Don't rely on AI when static analysis can do it

As much as possible enforce coding practices with static analysis tools. Use the output of these tools as context for the AI so that it can generate code that aligns with the standards. In .NET, there are a plethora of analyzers that can be used to enforce coding standards.

FAQ

Is AI just another abstraction layer over code?

That idea sounds appealing, but it breaks down quickly. A compiler pipeline translates one formal representation into another. Programming languages have specifications, strict grammar, defined semantics, and deterministic transformations into lower-level representations.

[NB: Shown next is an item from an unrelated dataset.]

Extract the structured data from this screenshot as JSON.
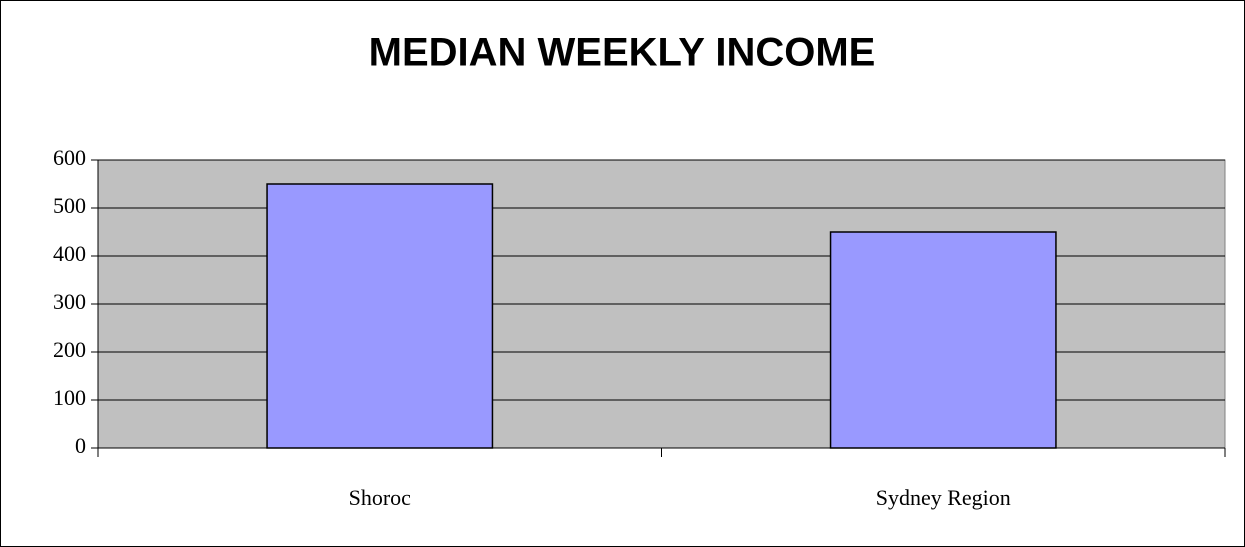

Prompting an LLM is different. A prompt is natural language steering a probabilistic model. The model is not compiling your intent with perfect fidelity. It is inferring what you meant from context, filling in gaps, and generating the most plausible next tokens based on patterns in training data.

Some of the key differences are:

Formal syntax vs natural language: Source code is parsed against a language specification. Prompts are ambiguous and rely on interpretation.
Deterministic translation vs probabilistic generation: The same program compiles the same way. The same prompt can produce different answers.
Preserving authored logic vs inferring missing intent: A compiler lowers what you wrote. An AI system guesses what you meant and may invent unstated details.
Clear errors vs plausible failures: Compilers reject invalid programs. AI often returns output that looks reasonable even when it is wrong.
Single transformation vs full system behavior: Compilers are one part of a well-defined toolchain. AI output is shaped by the model, prompt, retrieved context, tools, and the system around it.

Treating AI as just another abstraction layer over code leads to overconfidence. It suggests that if you can describe the problem well enough, the output is simply a higher-level program being lowered into code. That is not what is happening. AI can misunderstand the request, invent unstated details, favor familiar patterns over correct ones, and produce different answers to the same prompt.

This distinction matters because it changes what the human is responsible for. When you write a program, the compiler preserves the program you authored. When you use AI, you are also responsible for whether the system interpreted your request correctly and whether the result is actually fit for purpose. AI is a powerful accelerator, but it is not merely a new abstraction layer over software development.